For businesses that need more control over their AI development, IBM says they can deploy IBM watsonx.ai software with the Intel Gaudi 3-based virtual server on IBM Cloud VPC in Q2 2025. IBM watsonx.ai includes an end-to-end AI development studio, AI developer toolkit and full AI lifecycle management for developing AI services and deploying them into customers applications.
“As AI is increasingly moving from an experimental trend to the backbone of real world applications, IT organizations are challenged with balancing the necessary performance with economic considerations of AI hardware, and doing so at scale,” wrote Mitch Lewis, a performance analyst with Signal65, which offers tech industry testing, performance validation, and data-based consulting.

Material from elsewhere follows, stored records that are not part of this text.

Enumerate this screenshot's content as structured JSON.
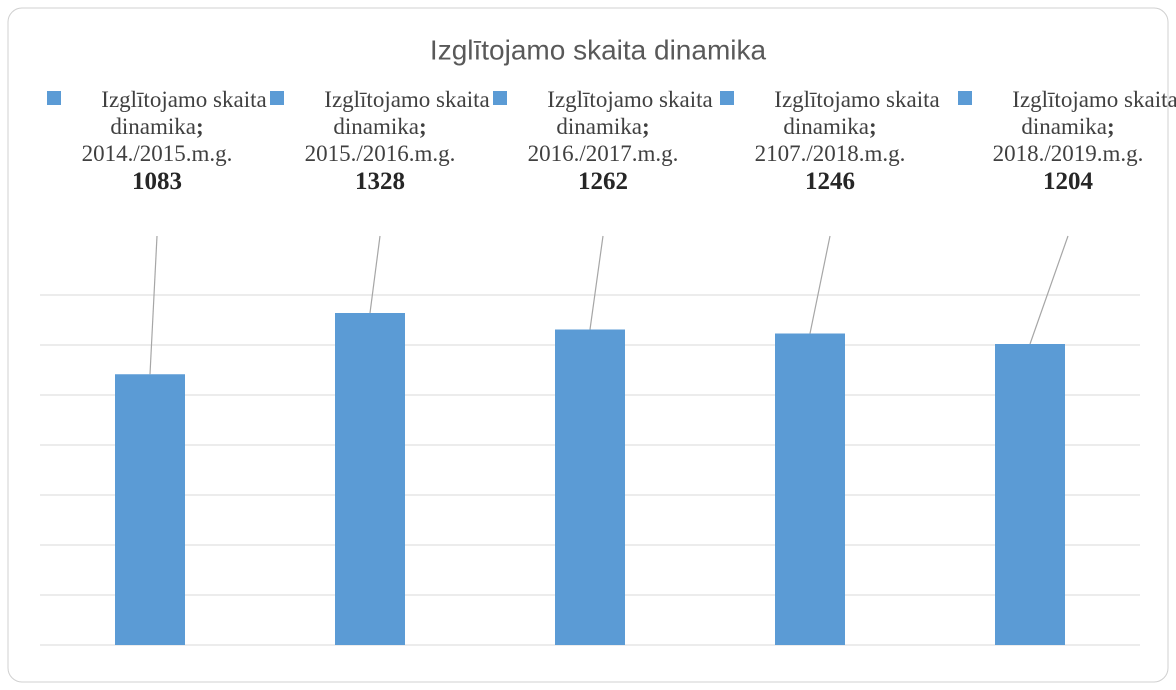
{
  "chart_data": {
    "type": "bar",
    "title": "Izglītojamo skaita dinamika",
    "categories": [
      "2014./2015.m.g.",
      "2015./2016.m.g.",
      "2016./2017.m.g.",
      "2107./2018.m.g.",
      "2018./2019.m.g."
    ],
    "series": [
      {
        "name": "Izglītojamo skaita dinamika",
        "color": "#5b9bd5",
        "values": [
          1083,
          1328,
          1262,
          1246,
          1204
        ]
      }
    ],
    "ylim": [
      0,
      1400
    ],
    "yticks": [
      0,
      200,
      400,
      600,
      800,
      1000,
      1200,
      1400
    ],
    "grid": true
  }
}
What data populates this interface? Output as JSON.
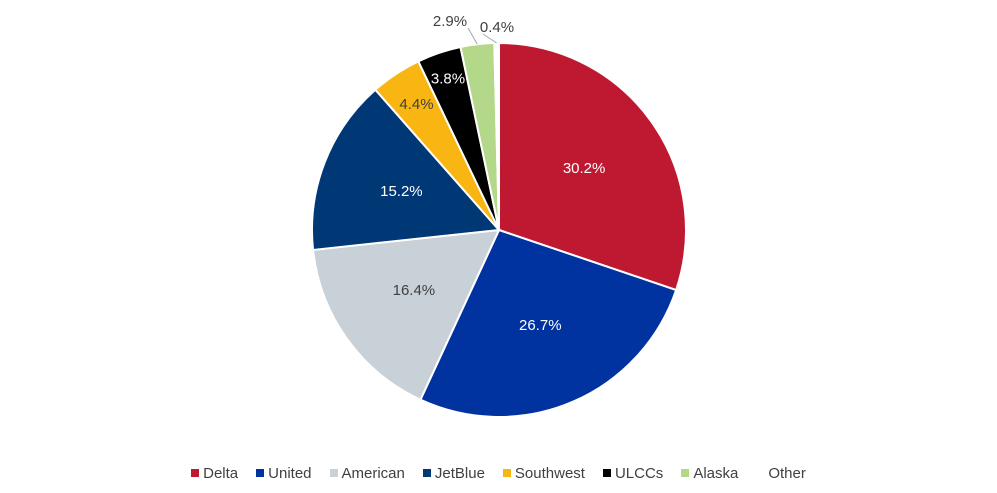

“Previous analysis by Signal65 demonstrated that Intel Gaudi 3 accelerators were capable of offering highly competitive performance for AI inferencing workloads, while offering substantial economic advantages. The availability of Gaudi 3 accelerators on IBM Cloud looks to build upon these advantages while providing IT organizations with an easily accessible and scalable cloud-based approach to deploying AI applications,” Lewis wrote in a blog post about the Intel Gaudi 3 AI accelerator implementation on IBM Cloud.
“This preliminary performance testing conducted by Signal65 found Intel Gaudi 3 to offer highly competitive performance when compared to alternative Nvidia-based offerings on IBM Cloud. Gaudi 3 on IBM Cloud provides a flexible platform capable of achieving high performance across various models and technical configurations,” Lewis wrote. “In addition, the pricing of Gaudi 3 instances on IBM Cloud builds an appealing economic advantage over both Nvidia instance types” – the Nvidia H100 and H200 – that IBM Cloud also supports, Lewis stated.